A few days ago, the UN released a landmark report on climate change that confirmed what many scientists have long feared: three degrees of warming is now ‘locked in’ for the Arctic region.
That might not sound like much, but the knock-on effects are disastrous. Even if we overhauled our entire fossil fuel industry tomorrow, declaring a national emergency and immediately shifting over to renewables — which we absolutely won’t — it still wouldn’t halt the melting of the Arctic ice.
Every time I walk into a mens' room and see piss all over everything I'm like "yeah, no one's doing shit about global warming, ever."
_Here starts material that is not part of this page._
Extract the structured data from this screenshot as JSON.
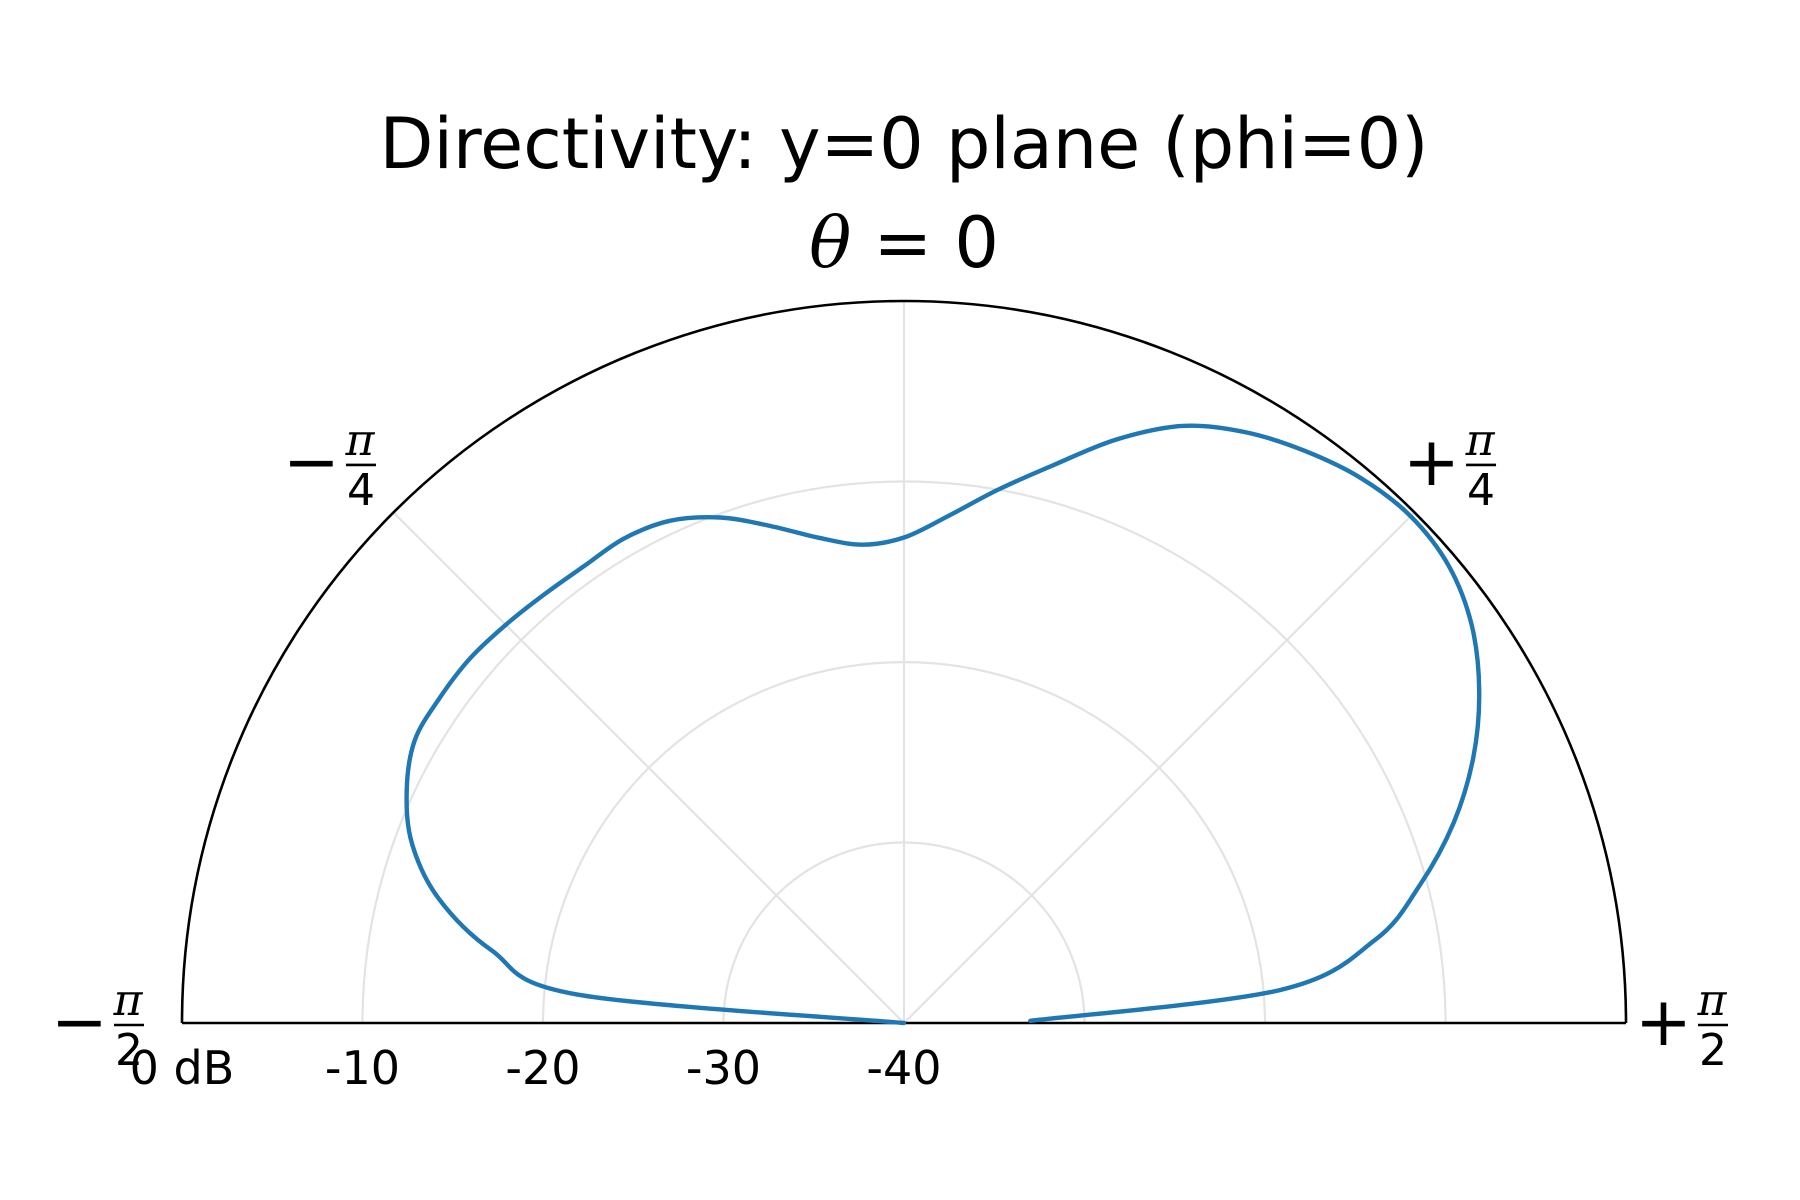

— pierre menard (@PierreMenard) June 14, 2012
More than that, the melting of the Arctic ice will in turn guarantee more warming. Ocean acidification will make the air unbreathable. Entire cities will have to be abandoned. Food production will be disrupted, increasing the risk of famine and disease. And more warming will come. As journalist Naomi Klein put it in her treatise This Changes Everything, “once we allow temperatures to climb past a certain point, where the mercury stops is not in our control.”
These things are not about to happen. They are currently happening. And yet some of Australia’s leading politicians reckon that there’s a more pressing issue to be considered: children not missing a single morning of school.
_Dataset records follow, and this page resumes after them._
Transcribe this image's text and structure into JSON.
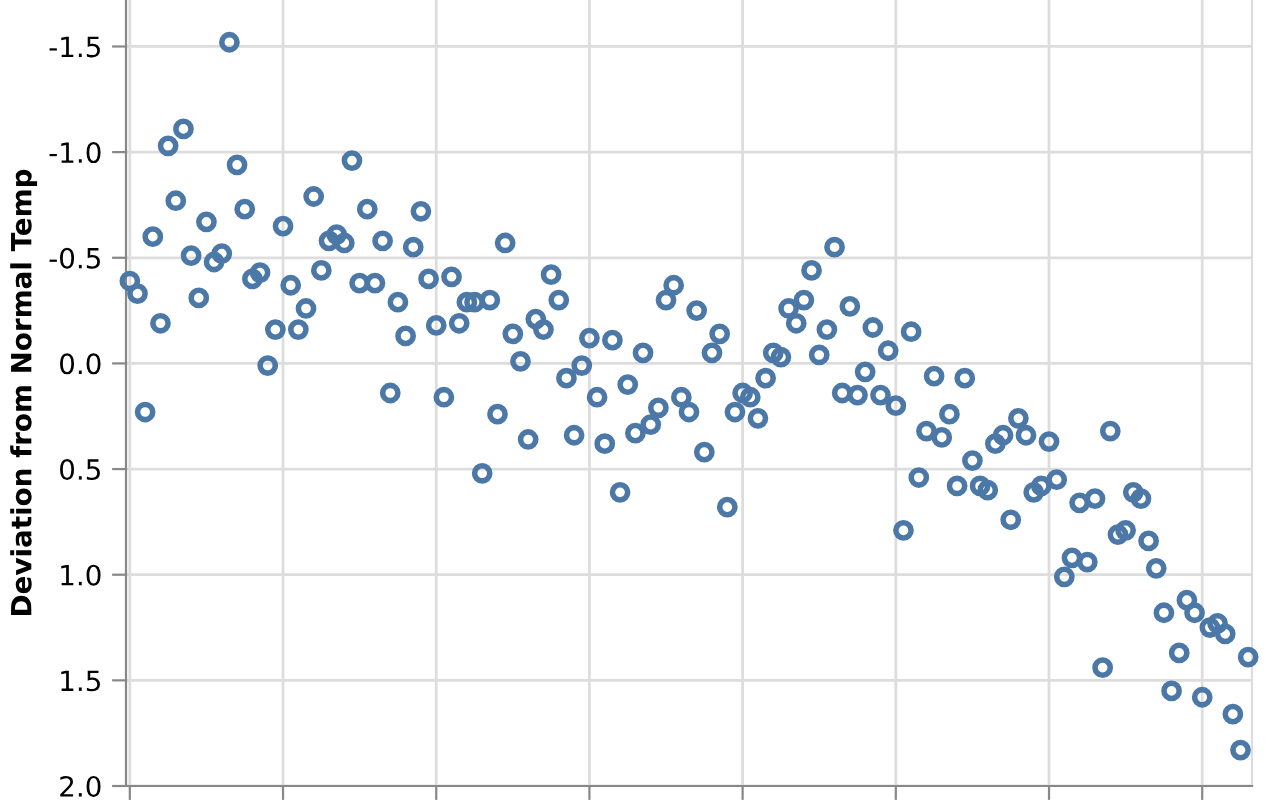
{
  "chart_data": {
    "type": "scatter",
    "ylabel": "Deviation from Normal Temp",
    "marker": "circle",
    "grid": true,
    "tick_labels": "y",
    "categories": [
      null,
      null,
      null,
      null,
      null,
      null,
      null,
      null,
      null,
      null,
      null,
      null,
      null,
      null,
      null,
      null,
      null,
      null,
      null,
      null,
      null,
      null,
      null,
      null,
      null,
      null,
      null,
      null,
      null,
      null,
      null,
      null,
      null,
      null,
      null,
      null,
      null,
      null,
      null,
      null,
      null,
      null,
      null,
      null,
      null,
      null,
      null,
      null,
      null,
      null,
      null,
      null,
      null,
      null,
      null,
      null,
      null,
      null,
      null,
      null,
      null,
      null,
      null,
      null,
      null,
      null,
      null,
      null,
      null,
      null,
      null,
      null,
      null,
      null,
      null,
      null,
      null,
      null,
      null,
      null,
      null,
      null,
      null,
      null,
      null,
      null,
      null,
      null,
      null,
      null,
      null,
      null,
      null,
      null,
      null,
      null,
      null,
      null,
      null,
      null,
      null,
      null,
      null,
      null,
      null,
      null,
      null,
      null,
      null,
      null,
      null,
      null,
      null,
      null,
      null,
      null,
      null,
      null,
      null,
      null,
      null,
      null,
      null,
      null,
      null,
      null,
      null,
      null,
      null,
      null,
      null,
      null,
      null,
      null,
      null,
      null,
      null,
      null,
      null,
      null,
      null,
      null,
      null,
      null,
      null,
      null,
      null
    ],
    "ylim": [
      2.0,
      -1.72
    ],
    "yticks": [
      {
        "value": -1.5,
        "label": "-1.5"
      },
      {
        "value": -1,
        "label": "-1.0"
      },
      {
        "value": -0.5,
        "label": "-0.5"
      },
      {
        "value": 0,
        "label": "0.0"
      },
      {
        "value": 0.5,
        "label": "0.5"
      },
      {
        "value": 1,
        "label": "1.0"
      },
      {
        "value": 1.5,
        "label": "1.5"
      },
      {
        "value": 2,
        "label": "2.0"
      }
    ],
    "series": [
      {
        "color": "#4c78a8",
        "values": [
          -0.39,
          -0.33,
          0.23,
          -0.6,
          -0.19,
          -1.03,
          -0.77,
          -1.11,
          -0.51,
          -0.31,
          -0.67,
          -0.48,
          -0.52,
          -1.52,
          -0.94,
          -0.73,
          -0.4,
          -0.43,
          0.01,
          -0.16,
          -0.65,
          -0.37,
          -0.16,
          -0.26,
          -0.79,
          -0.44,
          -0.58,
          -0.61,
          -0.57,
          -0.96,
          -0.38,
          -0.73,
          -0.38,
          -0.58,
          0.14,
          -0.29,
          -0.13,
          -0.55,
          -0.72,
          -0.4,
          -0.18,
          0.16,
          -0.41,
          -0.19,
          -0.29,
          -0.29,
          0.52,
          -0.3,
          0.24,
          -0.57,
          -0.14,
          -0.01,
          0.36,
          -0.21,
          -0.16,
          -0.42,
          -0.3,
          0.07,
          0.34,
          0.01,
          -0.12,
          0.16,
          0.38,
          -0.11,
          0.61,
          0.1,
          0.33,
          -0.05,
          0.29,
          0.21,
          -0.3,
          -0.37,
          0.16,
          0.23,
          -0.25,
          0.42,
          -0.05,
          -0.14,
          0.68,
          0.23,
          0.14,
          0.16,
          0.26,
          0.07,
          -0.05,
          -0.03,
          -0.26,
          -0.19,
          -0.3,
          -0.44,
          -0.04,
          -0.16,
          -0.55,
          0.14,
          -0.27,
          0.15,
          0.04,
          -0.17,
          0.15,
          -0.06,
          0.2,
          0.79,
          -0.15,
          0.54,
          0.32,
          0.06,
          0.35,
          0.24,
          0.58,
          0.07,
          0.46,
          0.58,
          0.6,
          0.38,
          0.34,
          0.74,
          0.26,
          0.34,
          0.61,
          0.58,
          0.37,
          0.55,
          1.01,
          0.92,
          0.66,
          0.94,
          0.64,
          1.44,
          0.32,
          0.81,
          0.79,
          0.61,
          0.64,
          0.84,
          0.97,
          1.18,
          1.55,
          1.37,
          1.12,
          1.18,
          1.58,
          1.25,
          1.23,
          1.28,
          1.66,
          1.83,
          1.39
        ]
      }
    ]
  }
}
Daisy Cousens: Kids should stay in school.
Also Daisy Cousens: pic.twitter.com/WTfcMXsHLI
— Kenny Devine (@TheKennyDevine) March 14, 2019
Yes, that’s right, according to politicians on both sides of the aisle, not to mention a range of political commentators, children shouldn’t be spending today attending a historic and important climate strike. They should be sitting in a classroom.
Some of the usual conservative suspects have complained about the climate strike — Daisy Cousens, Andrew Bolt and Scott Morrison have all offered their distinctly out of touch and unwanted two cents, with the latter saying that schools need “more learning” and “less activism.” Which is bullshit, of course — nothing about scientific facts is “activism” — but it’s predictable bullshit, given that our Prime Minister has spent his entire career slavishly dogwhistling the climate change denying and racist far right.
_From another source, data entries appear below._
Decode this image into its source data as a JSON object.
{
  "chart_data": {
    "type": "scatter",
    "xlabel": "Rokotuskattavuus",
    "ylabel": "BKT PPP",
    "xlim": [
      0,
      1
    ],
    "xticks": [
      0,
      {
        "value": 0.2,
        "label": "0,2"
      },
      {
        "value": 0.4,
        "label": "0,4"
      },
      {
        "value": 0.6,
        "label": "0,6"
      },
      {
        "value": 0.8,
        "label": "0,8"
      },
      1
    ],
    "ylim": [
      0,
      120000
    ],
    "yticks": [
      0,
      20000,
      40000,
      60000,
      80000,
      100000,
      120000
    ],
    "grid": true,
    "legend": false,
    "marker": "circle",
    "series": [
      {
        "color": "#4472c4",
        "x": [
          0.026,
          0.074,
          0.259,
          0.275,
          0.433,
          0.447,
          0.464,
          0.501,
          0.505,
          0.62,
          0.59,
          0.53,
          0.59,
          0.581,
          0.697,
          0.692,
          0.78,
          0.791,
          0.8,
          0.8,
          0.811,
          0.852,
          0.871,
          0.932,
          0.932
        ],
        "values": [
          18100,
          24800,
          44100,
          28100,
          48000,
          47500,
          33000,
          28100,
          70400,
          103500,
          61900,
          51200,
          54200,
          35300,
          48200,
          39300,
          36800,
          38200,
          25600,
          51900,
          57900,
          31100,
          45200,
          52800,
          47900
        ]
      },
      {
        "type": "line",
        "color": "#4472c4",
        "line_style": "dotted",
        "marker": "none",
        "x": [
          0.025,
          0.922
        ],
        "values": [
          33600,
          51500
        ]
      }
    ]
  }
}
What is less predictable is the vitriol some Liberals have reserved for the strike. The NSW Education Minister Rob Stokes, for example, has stressed to 2GB that those attending the climate strike are breaking the law.
“The law is clear and always had been, kids are required to be at school on school days,” he said, presumably while lacking the self-possession to realise that it might be bad optics to appear on a radio station in order to threaten children piss-scared over their dystopian future with jail.
Meanwhile, Christopher Pyne has voiced his disapproval for the strike with the bizarre argument that climate change is “inevitable.” Yep, that’s right kids, according to a man so politically sharp he’s best remembered for that one time he enjoyed riding a tram, the slow and painful collapse of all human civilisation is just one of those things.
Christopher Pyne says students are "damaging their education" by attending climate change strikes, adding: "Climate change is inevitable. It’s been happening for millennia, ever since the world was created and we are acting on it." #Strike4Climate
— Rosemary Bolger (@rose_bolger) March 14, 2019
More disappointing still has been the typically soggy response from the man supposedly deemed with heading up Australia’s major opposition party, Billy “Checks Notes” Shorten. Shorten, who couldn’t find a spine at a chiropractor, did acknowledge that the children have a right to protest and that the government’s inaction on climate change is startling.
But he also stressed that the children should do their protesting outside school hours. Which is not how a strike works, for the record, and is something that you’d expect the head of the country’s Labour movement to understand.
“In an ideal world,” Shorten told reporters, “they would protest after school hours and on weekends.”
No Bill, in an ideal world, children wouldn’t have to do the job of their elected officials and take a stand on the encroaching war-decimated, famine-ruined, burning hellscape that they’re going to have to call a home.